太りすぎの男性のための減量のアドバイス

太りすぎの男性のための減量のアドバイス

あなたがあなたと一緒に余分なポンドを詰めているならば、あなたは50の異なる健康問題のリスクの増加に直面しています。これらのさまざまな健康状態にはすべて、心臓病、糖尿病、脳卒中、さまざまな癌、胆石、痛風など、米国の主要な死因のいくつかが含まれています。多くの人にとって、特にこの気分障害はあなたの日常生活に重大な影響を与える可能性があるため、肥満とうつ病の関係については考えていません。であること 太りすぎ 通常の移動が困難になる可能性があります。健康的な体重の人と比較すると、余分な体重を持ち歩くと、4分の1マイル歩いたり、10ポンド持ち上げたり、腕のない椅子から立ち上がったりするのが難しくなります。これらの問題のいずれかの負担は、主に人々が人生の大部分で肥満になる傾向があるため、数年前よりも大きくなる傾向があります。太りすぎは非常に多くの異なる致命的な病気に不可欠な役割を果たしているので、肥満はあなたの人生から何年もかかる可能性があります。 50〜71歳の50万人以上が、太りすぎの中年の人々の死亡率が20〜40パーセント増加していることを発見しました。肥満の人の間では、死亡率は2〜3倍高いです。

健康的な食事の基本に従ってください。

健康的な体重を維持するには、1日を通して適切な食品を食べる必要があります。果物、野菜、穀物、その他の健康的なアイテムは、体のバランスを保ち、不要な体重増加を防ぐのに役立ちます。広告

ジムに入会します。

あなたがそうする野心を持っていないかもしれないとしても、運動は重要です。ジムに参加することは、余分な体重やインチを排除できるようにするために重要です。

毎週の基準で自分の体重を量ります。

あなたの進歩を評価するために週に一度計量する時間をとってください。定期的に体重を監視することで、気づいていない体重を詰めていないことを確認できます。
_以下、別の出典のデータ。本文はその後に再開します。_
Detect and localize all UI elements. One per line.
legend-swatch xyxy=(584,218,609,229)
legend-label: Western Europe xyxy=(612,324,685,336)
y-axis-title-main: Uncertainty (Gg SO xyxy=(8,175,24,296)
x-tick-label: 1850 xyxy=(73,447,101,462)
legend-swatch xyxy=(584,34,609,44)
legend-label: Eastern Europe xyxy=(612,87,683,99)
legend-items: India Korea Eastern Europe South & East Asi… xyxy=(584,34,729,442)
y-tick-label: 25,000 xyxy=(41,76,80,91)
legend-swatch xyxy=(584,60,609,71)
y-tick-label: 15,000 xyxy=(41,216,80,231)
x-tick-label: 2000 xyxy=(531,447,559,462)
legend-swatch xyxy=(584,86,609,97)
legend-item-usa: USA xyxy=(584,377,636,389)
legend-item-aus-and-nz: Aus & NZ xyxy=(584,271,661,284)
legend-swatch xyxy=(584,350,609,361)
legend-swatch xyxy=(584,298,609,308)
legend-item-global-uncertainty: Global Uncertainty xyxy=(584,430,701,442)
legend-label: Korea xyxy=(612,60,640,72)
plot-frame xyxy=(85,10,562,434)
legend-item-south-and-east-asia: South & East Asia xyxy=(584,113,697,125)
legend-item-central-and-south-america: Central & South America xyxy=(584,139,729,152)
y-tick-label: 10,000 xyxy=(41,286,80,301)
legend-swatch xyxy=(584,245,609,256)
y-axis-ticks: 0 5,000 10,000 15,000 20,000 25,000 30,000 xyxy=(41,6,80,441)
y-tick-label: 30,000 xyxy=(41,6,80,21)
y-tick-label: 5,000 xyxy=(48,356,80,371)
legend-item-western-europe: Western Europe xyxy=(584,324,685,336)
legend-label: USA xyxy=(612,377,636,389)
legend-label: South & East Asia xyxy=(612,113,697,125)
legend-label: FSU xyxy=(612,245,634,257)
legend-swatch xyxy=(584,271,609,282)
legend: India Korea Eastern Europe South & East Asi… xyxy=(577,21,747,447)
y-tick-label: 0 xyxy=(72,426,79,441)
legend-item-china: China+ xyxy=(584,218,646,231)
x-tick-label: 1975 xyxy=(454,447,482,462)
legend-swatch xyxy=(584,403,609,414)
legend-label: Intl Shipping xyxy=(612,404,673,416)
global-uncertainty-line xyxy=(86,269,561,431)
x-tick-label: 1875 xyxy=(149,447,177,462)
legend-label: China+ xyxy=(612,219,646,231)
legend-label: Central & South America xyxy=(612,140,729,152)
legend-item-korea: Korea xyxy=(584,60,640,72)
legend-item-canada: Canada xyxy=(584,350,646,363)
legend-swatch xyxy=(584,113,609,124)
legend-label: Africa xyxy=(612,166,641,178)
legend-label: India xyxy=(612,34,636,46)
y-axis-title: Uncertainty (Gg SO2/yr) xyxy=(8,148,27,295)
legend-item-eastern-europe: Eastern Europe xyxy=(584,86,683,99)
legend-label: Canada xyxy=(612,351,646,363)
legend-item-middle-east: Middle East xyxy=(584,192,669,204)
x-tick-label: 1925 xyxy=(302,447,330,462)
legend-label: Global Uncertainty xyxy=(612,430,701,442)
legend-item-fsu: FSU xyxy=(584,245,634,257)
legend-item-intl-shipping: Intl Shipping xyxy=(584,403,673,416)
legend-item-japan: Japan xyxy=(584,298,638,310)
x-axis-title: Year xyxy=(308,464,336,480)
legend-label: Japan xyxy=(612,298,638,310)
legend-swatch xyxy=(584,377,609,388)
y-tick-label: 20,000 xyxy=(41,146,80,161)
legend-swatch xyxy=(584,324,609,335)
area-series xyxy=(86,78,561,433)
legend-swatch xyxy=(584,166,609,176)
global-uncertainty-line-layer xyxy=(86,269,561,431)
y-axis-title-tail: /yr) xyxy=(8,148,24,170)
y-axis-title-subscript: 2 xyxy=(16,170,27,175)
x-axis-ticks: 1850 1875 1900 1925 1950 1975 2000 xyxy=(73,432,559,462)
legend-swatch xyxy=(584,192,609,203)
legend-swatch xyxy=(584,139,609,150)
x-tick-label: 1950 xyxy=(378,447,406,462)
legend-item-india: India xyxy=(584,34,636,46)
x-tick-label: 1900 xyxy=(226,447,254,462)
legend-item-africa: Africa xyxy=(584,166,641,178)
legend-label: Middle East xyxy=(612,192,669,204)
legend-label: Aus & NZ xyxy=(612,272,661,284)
広告



あなたのアルコール摂取量をレッスンします。

多くの人にとって、アルコールには減量を妨げる可能性のある糖分と過剰なカロリーが含まれていることに気づいていません。

歩く。

1日20〜30分の早歩きは、体重を減らし、関節や筋肉を健康に保つのに役立ちます。広告

夜遅くに食べないでください。

夜遅くに軽食を取りたくなるかもしれませんが、それはあなたにとって最悪のことの1つになる可能性があります。そうすることで、あなたはこれらのカロリーのすべてをあなたの胃の中に座って、彼らが行く場所がなくなるでしょう。

あなたの睡眠と覚醒時間を修正します。

あなたの体が一日を過ごすのに必要なエネルギーを持っていることを確認するために、睡眠と目覚めの定期的なスケジュールを取りましょう。広告

階段を使ってください。

エレベーターやエスカレーターの代わりに階段を利用することで、数カロリーを燃焼し、同時に体を動かし、アクティブに保つことができます。

ただあなたのオフィスに座ってはいけません。

あなたの体は動くことを意図しているので、一日中座っているのは良くありません。たとえそれが平日の間に一度に数分間であっても、あなたはそこに出て何かをしなければなりません。広告

ワークアウトを最大化します。

ワークアウトを切り替えて、最大限に活用してください。あなたのルーチンを変えることはあなたの筋肉があなたの養生法に慣れないことを確実にします。要するに、あなたの体は起き上がって何かをすることを意図しています。あなたが減量のヒントに従ってそれを実現するために率先して行動しない限り、それは起こらないので、ただ座って体重が飛ぶことを期待しないでください。健康的な体重に到達することは、一挙に多くの健康上の問題を取り除くのに役立ちます。